16 gennaio 2013

Gennaio, inizi'anno, in giro.

Pare allora sia iniziato anche quest'anno, sull'Isola.
In giro, ci sono: un Sole sfavillante, un cielo blu blu, una Luna sottile, minuscoli fiocchi di neve.
C'è il trambusto di un lavoro che sta per finire (-9 mesi!), e che sto cercando di spremere fino alla fine, approfittando di tutte le buone occasioni che offre; c'è il trambusto di un trasloco imminente, un trasloco passivo, si può dire, che scombussolerà tutti gli spazi, i tempi, tutte le mie tradizioni personali di abitante solitaria, gli scaffali, il ripostiglio, l'anima.
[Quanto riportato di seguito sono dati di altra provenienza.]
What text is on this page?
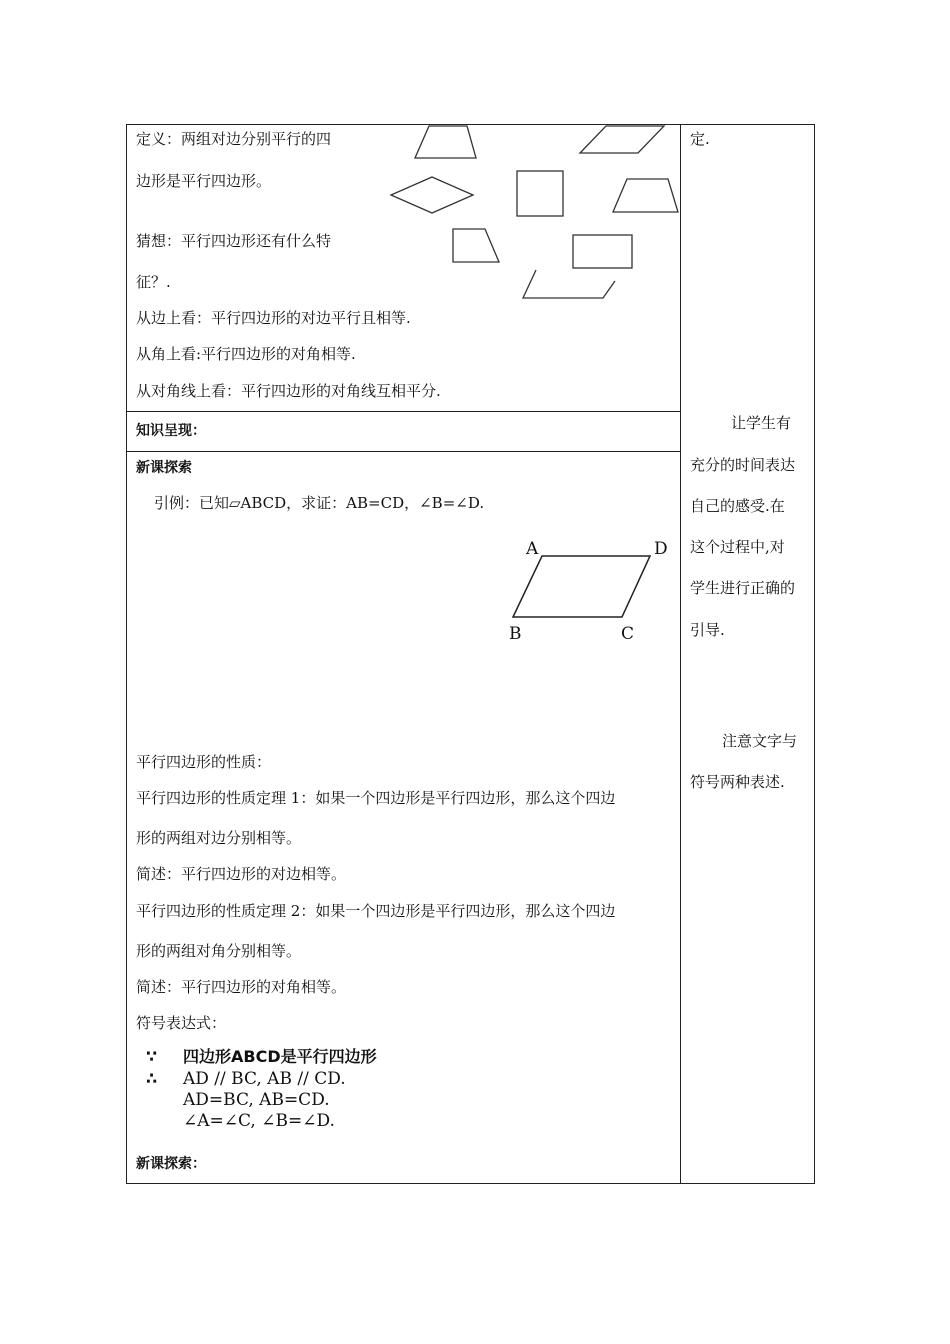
定义：两组对边分别平行的四
边形是平行四边形。
猜想：平行四边形还有什么特
征？.
从边上看：平行四边形的对边平行且相等.
从角上看:平行四边形的对角相等.
从对角线上看：平行四边形的对角线互相平分.
知识呈现：
新课探索
引例：已知▱ABCD，求证：AB=CD，∠B=∠D.
A	D
B	C
平行四边形的性质：
平行四边形的性质定理 1：如果一个四边形是平行四边形，那么这个四边
形的两组对边分别相等。
简述：平行四边形的对边相等。
平行四边形的性质定理 2：如果一个四边形是平行四边形，那么这个四边
形的两组对角分别相等。
简述：平行四边形的对角相等。
符号表达式：
∵ 四边形ABCD是平行四边形
∴ AD // BC, AB // CD.
AD=BC, AB=CD.
∠A=∠C, ∠B=∠D.
新课探索：
定.
让学生有
充分的时间表达
自己的感受.在
这个过程中,对
学生进行正确的
引导.
注意文字与
符号两种表述.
C'è il trambusto di un anno che inizia, con il suo carico di cose belle e nuove da costruire, di cose brutte che non si riescono a buttare via, ma chissà, magari, si sa mai, magari quest'anno, sarà diverso (primo proposito).
C'è poi sempre quel trambusto che son proprio io, con tutte le mie cellule, quell'equilibrio fragile tra il mio corpo, e quello che ci metto dentro, quello con cui lo imbalsamo e lo vesto, quello che ci faccio. 
Dovrei prendermene un pò più cura, ecco (secondo buon proposito).
E ci son poi, in giro, sul tavolo, su internet, sulla carta, quelle mille cose che ho iniziato, e che dovrei pure, in mezzo a tutto questo trambusto e confusione, finire o portare avanti con buon senso (terzo buonissimo proposito). 

Che altro, in giro, a inizi'anno?
Un materasso a due piazze gonfiabile rotto, ereditato da non si sa più ormai quale temporaneo collega, che mi occupava mezza credenza in salotto, che finalmente ho buttato via; la mia bici, scattante e performante come sempre, che morde l'asfalto ghiacciato ogni mattina e, per finire, ci son due nuove, splendide, tazze da tè, bianche come la brina, pronte per essere inaugurate, e per inaugurare l'anno, in due.

Mi pare tutto: ora, son pronta a cominciare.



24 dicembre 2012

Natale 2012 e i miei auguri a tutti

Utrecht, una casa.
Oudegracht, Utrecht, Dicembre, un sabato pomeriggio



Ed eccoci a Natale, di nuovo, senza preavviso, ci piomba addosso con tutte le sue lucine e i suoi rossi e i suoi verdi muschio, il suo bianco candor.

La notte, fanno male i polmoni a respirare, è Dicembre anche sull'Isola.
Isola d'Inverno, spruzzata di neve, dal mio salotto.





Da quando vivo in Olanda, il Natale  è strano. Qui non si festeggia più che tanto: i regali ce li si è già scambiati il 5, in occasione di Sinterklaas, l'Avvento non esiste, famiglie da riunire, non si usa più, dolci tipici, per carità; rimangono solo le decorazioni per le strade e sulle case,  a sbriluciccare nella notte prematura delle quattro e mezza di pomeriggio, e la neve.
Così, non diventa che un'altra occasione per tornare a casa, che poi, appena giunti in patria, si fa presto a ricordarsi il perché: il panettone, la veglia, le cene con stuoli di parenti, l'albero pieno di regali, il Presepio, la frenesia da doni tra calli e  campielli, la cioccolata calda con la panna.
Basta un volo di poco meno di due ore, per ritornare Italiani.
A casa.
A Natale.

Sono contenta che fra poco si parte, che si ritorna al nido, tappezzato di fette di pandoro e crema al mascarpone, ma soprattutto son contenta perché quest'anno, per la prima volta da quando vivo qui, non mi peserà, poi, ripartire.

Auguri allora a tutti, per un Natale sincero, e un duemilatredici pieno di cose belle, di cose da vivere, di cose da fare, e di tutta la voglia per farle!
E se non vi incontro di persona, e se non faccio in tempo ad offrirvi uno spritz natalizio, provate a sentirvi ugualmente un pochino contagiati dal mio entusiasmo per l'anno che viene, credo faccia bene, in generale, ora ve lo comunico...bzzz...ecco!







17 dicembre 2012

Minuscoli drammi quotidiani/7 : il Buio.

Oggi ho preso il treno come (quasi) tutti i lunedì mattina alle 7.10.
Era buio, ma è dicembre, si sa.

Quando mi son svegliata, però, ormai dall'altra parte del Paese, alle 8.56, nel tepore sonnolento e ferroviario, devo ammettere che no, non me l'aspettavo proprio, che non fosse ancora chiaro.

Vieni presto, oh Natale, tu, insieme a tutti quei culti pagani di cui conservi allegra memoria, legati alla nascita e rinascita del Sole!

Io, questo Paese, ne abbiamo davvero bisogno.